The creative economy is dead – long live the creative-social economies
CMCI staff are involved in the launch of a new special issue of the Social Enterprise Journal on the creative-social economies. Dr Roberta Comunian and PhD Denderah Rickermers have curated the special issue and written the editorial (with Dr Andrea Nanetti). CMCI staff Dr Lauren England has also contributed with an article. The special issue was developed after a workshop took place in Singapore in November 2018, funded through King’s College London (UK) and Nanyang Technological University Singapore international global partnership funds. The focus of the event was “Social enterprise, social innovation & the creative economy: current knowledge and shared research”, the aim of the convening was to explore the intersection of the creative economy and social innovation by bringing together academics and practitioners from different disciplines and fields working in varied geographic and socio-economic settings. The event details and a list of all panellists, presenters, and papers are available HERE.

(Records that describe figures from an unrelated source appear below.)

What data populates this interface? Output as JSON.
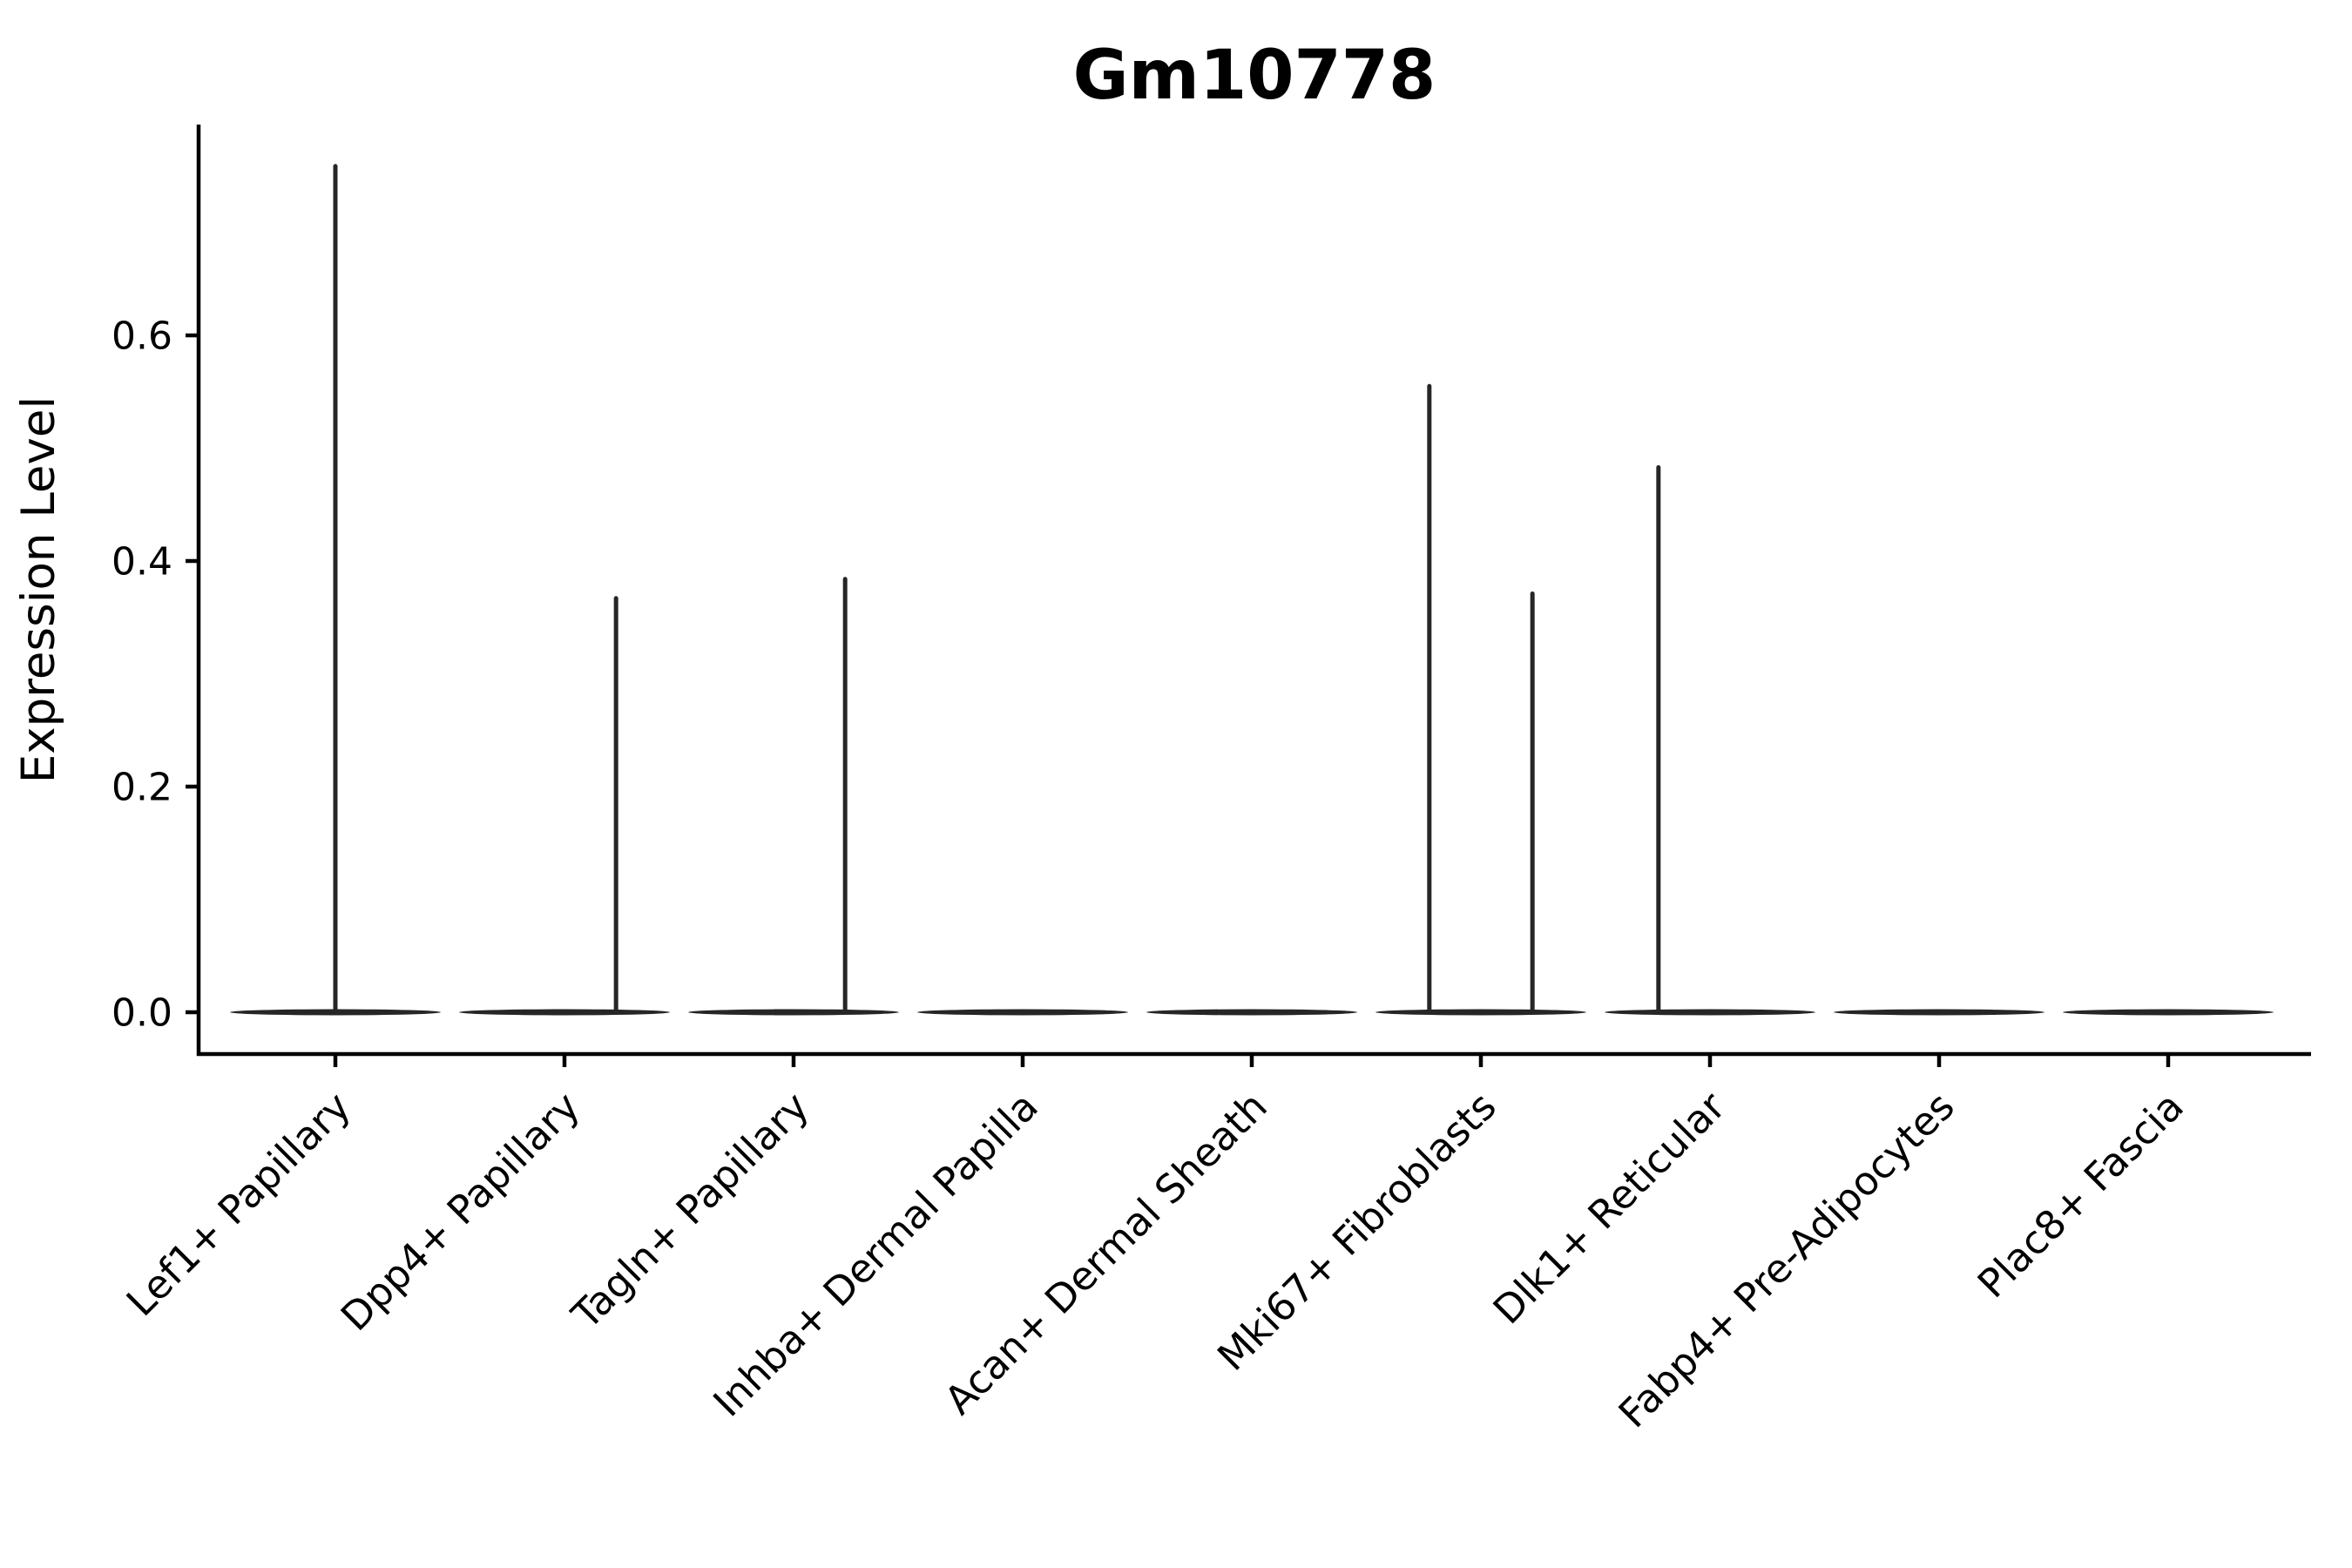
{
  "figure": {
    "background": "#ffffff"
  },
  "chart_data": {
    "type": "violin",
    "title": "Gm10778",
    "xlabel": "",
    "ylabel": "Expression Level",
    "yticks": [
      0.0,
      0.2,
      0.4,
      0.6
    ],
    "ytick_labels": [
      "0.0",
      "0.2",
      "0.4",
      "0.6"
    ],
    "ylim": [
      -0.037,
      0.787
    ],
    "grid": false,
    "legend": "none",
    "categories": [
      "Lef1+ Papillary",
      "Dpp4+ Papillary",
      "Tagln+ Papillary",
      "Inhba+ Dermal Papilla",
      "Acan+ Dermal Sheath",
      "Mki67+ Fibroblasts",
      "Dlk1+ Reticular",
      "Fabp4+ Pre-Adipocytes",
      "Plac8+ Fascia"
    ],
    "violins": [
      {
        "category": "Lef1+ Papillary",
        "baseline_value": 0.0,
        "spikes": [
          {
            "offset": 0.0,
            "value": 0.75
          }
        ]
      },
      {
        "category": "Dpp4+ Papillary",
        "baseline_value": 0.0,
        "spikes": [
          {
            "offset": 0.225,
            "value": 0.367
          }
        ]
      },
      {
        "category": "Tagln+ Papillary",
        "baseline_value": 0.0,
        "spikes": [
          {
            "offset": 0.225,
            "value": 0.384
          }
        ]
      },
      {
        "category": "Inhba+ Dermal Papilla",
        "baseline_value": 0.0,
        "spikes": []
      },
      {
        "category": "Acan+ Dermal Sheath",
        "baseline_value": 0.0,
        "spikes": []
      },
      {
        "category": "Mki67+ Fibroblasts",
        "baseline_value": 0.0,
        "spikes": [
          {
            "offset": -0.225,
            "value": 0.555
          },
          {
            "offset": 0.225,
            "value": 0.371
          }
        ]
      },
      {
        "category": "Dlk1+ Reticular",
        "baseline_value": 0.0,
        "spikes": [
          {
            "offset": -0.225,
            "value": 0.483
          }
        ]
      },
      {
        "category": "Fabp4+ Pre-Adipocytes",
        "baseline_value": 0.0,
        "spikes": []
      },
      {
        "category": "Plac8+ Fascia",
        "baseline_value": 0.0,
        "spikes": []
      }
    ],
    "violin_halfwidth_frac": 0.46,
    "colors": {
      "violin": "#262626",
      "axis": "#000000",
      "text": "#000000",
      "background": "#ffffff"
    }
  }
}
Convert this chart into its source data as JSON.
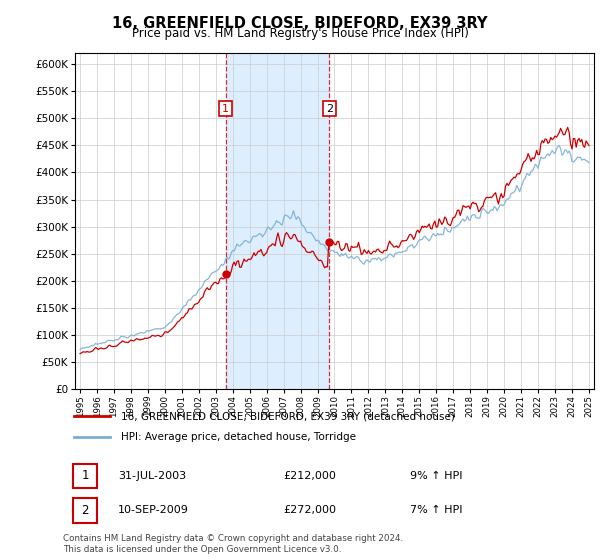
{
  "title": "16, GREENFIELD CLOSE, BIDEFORD, EX39 3RY",
  "subtitle": "Price paid vs. HM Land Registry's House Price Index (HPI)",
  "legend_line1": "16, GREENFIELD CLOSE, BIDEFORD, EX39 3RY (detached house)",
  "legend_line2": "HPI: Average price, detached house, Torridge",
  "transaction1_date": "31-JUL-2003",
  "transaction1_price": "£212,000",
  "transaction1_hpi": "9% ↑ HPI",
  "transaction2_date": "10-SEP-2009",
  "transaction2_price": "£272,000",
  "transaction2_hpi": "7% ↑ HPI",
  "footer": "Contains HM Land Registry data © Crown copyright and database right 2024.\nThis data is licensed under the Open Government Licence v3.0.",
  "price_color": "#cc0000",
  "hpi_color": "#7aafd4",
  "highlight_bg": "#ddeeff",
  "transaction1_x": 2003.58,
  "transaction2_x": 2009.69,
  "ylim_min": 0,
  "ylim_max": 620000,
  "xlim_min": 1994.7,
  "xlim_max": 2025.3
}
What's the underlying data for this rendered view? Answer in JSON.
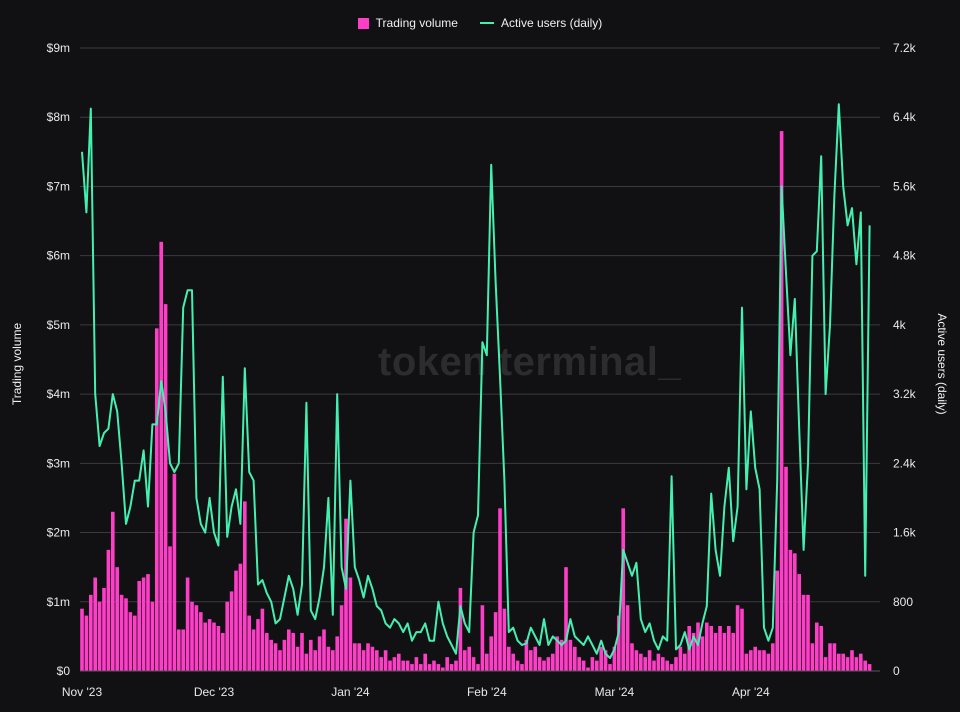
{
  "chart_data": {
    "type": "bar+line",
    "legend": {
      "placement": "top-center"
    },
    "grid": true,
    "watermark": "token terminal_",
    "x_tick_labels": [
      "Nov '23",
      "Dec '23",
      "Jan '24",
      "Feb '24",
      "Mar '24",
      "Apr '24"
    ],
    "left_axis": {
      "label": "Trading volume",
      "unit": "USD millions",
      "range": [
        0,
        9
      ],
      "tick_labels": [
        "$0",
        "$1m",
        "$2m",
        "$3m",
        "$4m",
        "$5m",
        "$6m",
        "$7m",
        "$8m",
        "$9m"
      ]
    },
    "right_axis": {
      "label": "Active users (daily)",
      "unit": "thousands",
      "range": [
        0,
        7.2
      ],
      "tick_labels": [
        "0",
        "800",
        "1.6k",
        "2.4k",
        "3.2k",
        "4k",
        "4.8k",
        "5.6k",
        "6.4k",
        "7.2k"
      ]
    },
    "series": [
      {
        "name": "Trading volume",
        "type": "bar",
        "axis": "left",
        "color": "#ff3ec8"
      },
      {
        "name": "Active users (daily)",
        "type": "line",
        "axis": "right",
        "color": "#44f0b0"
      }
    ],
    "daily_by_month": [
      {
        "month": "2023-11",
        "volume": [
          0.9,
          0.8,
          1.1,
          1.35,
          1.0,
          1.2,
          1.75,
          2.3,
          1.5,
          1.1,
          1.05,
          0.85,
          0.8,
          1.3,
          1.35,
          1.4,
          1.0,
          4.95,
          6.2,
          5.3,
          1.8,
          2.85,
          0.6,
          0.6,
          1.35,
          1.0,
          0.95,
          0.85,
          0.7,
          0.75
        ],
        "users": [
          6.0,
          5.3,
          6.5,
          3.2,
          2.6,
          2.75,
          2.8,
          3.2,
          3.0,
          2.4,
          1.7,
          1.9,
          2.2,
          2.2,
          2.55,
          1.9,
          2.85,
          2.85,
          3.35,
          3.0,
          2.4,
          2.3,
          2.4,
          4.2,
          4.4,
          4.4,
          2.0,
          1.7,
          1.6,
          2.0
        ]
      },
      {
        "month": "2023-12",
        "volume": [
          0.7,
          0.65,
          0.55,
          1.0,
          1.15,
          1.45,
          1.55,
          2.45,
          0.8,
          0.6,
          0.75,
          0.9,
          0.55,
          0.45,
          0.4,
          0.3,
          0.45,
          0.6,
          0.55,
          0.35,
          0.55,
          0.25,
          0.45,
          0.3,
          0.5,
          0.6,
          0.35,
          0.3,
          0.5,
          0.95,
          2.2
        ],
        "users": [
          1.6,
          1.45,
          3.4,
          1.55,
          1.9,
          2.1,
          1.7,
          3.5,
          2.3,
          2.2,
          1.0,
          1.05,
          0.9,
          0.8,
          0.55,
          0.6,
          0.85,
          1.1,
          0.95,
          0.65,
          1.0,
          3.1,
          0.7,
          0.6,
          0.85,
          1.2,
          2.0,
          0.65,
          3.2,
          1.2,
          0.95
        ]
      },
      {
        "month": "2024-01",
        "volume": [
          1.35,
          0.4,
          0.4,
          0.3,
          0.4,
          0.35,
          0.3,
          0.2,
          0.3,
          0.15,
          0.2,
          0.25,
          0.15,
          0.15,
          0.1,
          0.2,
          0.1,
          0.25,
          0.1,
          0.15,
          0.1,
          0.05,
          0.2,
          0.1,
          0.15,
          1.2,
          0.3,
          0.35,
          0.2,
          0.1,
          0.95
        ],
        "users": [
          2.2,
          1.2,
          1.05,
          0.85,
          1.1,
          0.95,
          0.75,
          0.7,
          0.55,
          0.5,
          0.6,
          0.55,
          0.45,
          0.55,
          0.35,
          0.45,
          0.45,
          0.55,
          0.35,
          0.35,
          0.8,
          0.55,
          0.4,
          0.3,
          0.2,
          0.75,
          0.55,
          0.45,
          1.6,
          1.8,
          3.8
        ]
      },
      {
        "month": "2024-02",
        "volume": [
          0.25,
          0.5,
          0.85,
          2.35,
          0.9,
          0.35,
          0.25,
          0.15,
          0.1,
          0.45,
          0.3,
          0.35,
          0.2,
          0.15,
          0.2,
          0.25,
          0.5,
          0.45,
          1.5,
          0.45,
          0.35,
          0.2,
          0.15,
          0.05,
          0.2,
          0.15,
          0.35,
          0.3,
          0.1
        ],
        "users": [
          3.65,
          5.85,
          4.5,
          3.4,
          2.2,
          0.45,
          0.5,
          0.35,
          0.3,
          0.32,
          0.5,
          0.4,
          0.3,
          0.6,
          0.3,
          0.4,
          0.35,
          0.3,
          0.35,
          0.6,
          0.4,
          0.35,
          0.3,
          0.4,
          0.3,
          0.2,
          0.35,
          0.2,
          0.15
        ]
      },
      {
        "month": "2024-03",
        "volume": [
          0.35,
          0.8,
          2.35,
          0.95,
          0.4,
          0.3,
          0.25,
          0.2,
          0.3,
          0.15,
          0.25,
          0.2,
          0.15,
          0.1,
          0.2,
          0.35,
          0.25,
          0.65,
          0.55,
          0.7,
          0.5,
          0.7,
          0.65,
          0.55,
          0.65,
          0.55,
          0.65,
          0.55,
          0.95,
          0.9,
          0.25
        ],
        "users": [
          0.25,
          0.45,
          1.4,
          1.25,
          1.1,
          1.25,
          0.6,
          0.45,
          0.55,
          0.35,
          0.25,
          0.4,
          0.35,
          2.25,
          0.25,
          0.3,
          0.45,
          0.25,
          0.4,
          0.3,
          0.55,
          0.75,
          2.05,
          1.4,
          1.1,
          1.9,
          2.35,
          1.5,
          1.9,
          4.2,
          2.1
        ]
      },
      {
        "month": "2024-04",
        "volume": [
          0.3,
          0.35,
          0.3,
          0.3,
          0.25,
          0.4,
          1.45,
          7.8,
          2.95,
          1.75,
          1.7,
          1.4,
          1.1,
          1.1,
          0.4,
          0.7,
          0.65,
          0.2,
          0.4,
          0.4,
          0.25,
          0.25,
          0.2,
          0.3,
          0.2,
          0.25,
          0.15,
          0.1
        ],
        "users": [
          3.0,
          2.35,
          2.1,
          0.5,
          0.35,
          0.5,
          2.2,
          5.6,
          4.6,
          3.65,
          4.3,
          2.8,
          1.4,
          2.4,
          4.8,
          4.85,
          5.95,
          3.2,
          4.0,
          5.5,
          6.55,
          5.6,
          5.15,
          5.35,
          4.7,
          5.3,
          1.1,
          5.15
        ]
      }
    ]
  }
}
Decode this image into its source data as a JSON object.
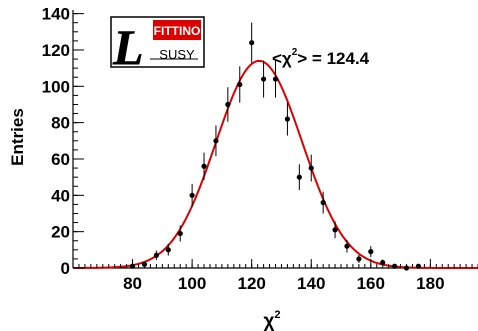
{
  "chart_data": {
    "type": "scatter",
    "xlabel_base": "χ",
    "xlabel_sup": "2",
    "ylabel": "Entries",
    "xlim": [
      60,
      196
    ],
    "ylim": [
      0,
      142
    ],
    "xticks": [
      80,
      100,
      120,
      140,
      160,
      180
    ],
    "yticks": [
      0,
      20,
      40,
      60,
      80,
      100,
      120,
      140
    ],
    "x_minor_step": 2,
    "y_minor_step": 5,
    "grid": false,
    "annotation": {
      "prefix": "<χ",
      "sup": "2",
      "suffix": "> = 124.4"
    },
    "logo": {
      "letter": "L",
      "top_text": "FITTINO",
      "bottom_text": "SUSY"
    },
    "series": [
      {
        "type": "points_with_errors",
        "color": "#000000",
        "x": [
          80,
          84,
          88,
          92,
          96,
          100,
          104,
          108,
          112,
          116,
          120,
          124,
          128,
          132,
          136,
          140,
          144,
          148,
          152,
          156,
          160,
          164,
          168,
          172,
          176
        ],
        "y": [
          1,
          2,
          7,
          10,
          19,
          40,
          56,
          70,
          90,
          101,
          124,
          104,
          104,
          82,
          50,
          55,
          36,
          21,
          12,
          5,
          9,
          3,
          1,
          0,
          1
        ],
        "yerr": [
          1,
          1.4,
          2.6,
          3.2,
          4.4,
          6.3,
          7.5,
          8.4,
          9.5,
          10.0,
          11.1,
          10.2,
          10.2,
          9.1,
          7.1,
          7.4,
          6.0,
          4.6,
          3.5,
          2.2,
          3.0,
          1.7,
          1,
          0,
          1
        ]
      },
      {
        "type": "gaussian_fit",
        "color": "#dd0000",
        "amplitude": 114,
        "mean": 122.5,
        "sigma": 14.5
      }
    ]
  }
}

Building on the discussions and papers that were presented during the event we are now pleased to share the publication of a special issue on the creative-social economies in the Social Enterprise Journal.
In their editorial “The creative economy is dead – long live the creative-social economies”, guest editors Dr Roberta Comunian, Denderah Rickmers and Dr Andrea Nanetti present and discuss a systemic literature review (SLR) that investigates the creative-social research field by connecting the two respective areas of literature. The findings highlight developing trends of literary convergence and point towards a need to consider the creative-social economies as an emerging independent area of research.
The special issue then comprises of five articles. In the first article, McQuilten et al. (2020) explore the literature on social enterprises and their specific policy context in Australia. She specifically considers Arts-Based Social Enterprises working with disadvantaged youth. In the second article, Carter and Carter (2020) discuss the Creative Business Model Canvas, a reinterpretation of Osterwalder and Pigneur’s Business Model Canvas and reimagines it for visual artists and Art-based Social Enterprise organisations. In the third article, England (2020) considers how Creative Social Enterprises manage to balance creative, social and economic goals. In the fourth paper Toscher et al. (2020) present an empirical comparative study of the motivations for engaging in business by focusing on three diverse cohorts of entrepreneurs active in three fields technology, youth and arts. In the final paper, Cockshut et al. (2020) articulate the role higher education institutions can play in supporting and engaging creative MSME (micro, small and medium-sized enterprises) towards a social innovation agenda.
In essence, each of the five articles emphasizes one common denominator, that there inevitably are socio-cultural as well as socio-economic dimensions to any and every activity in the realm of the creative industries. The question moving forward, therefore, needs to be, how do we capture and channel the social value of the sector beyond its economic contribution?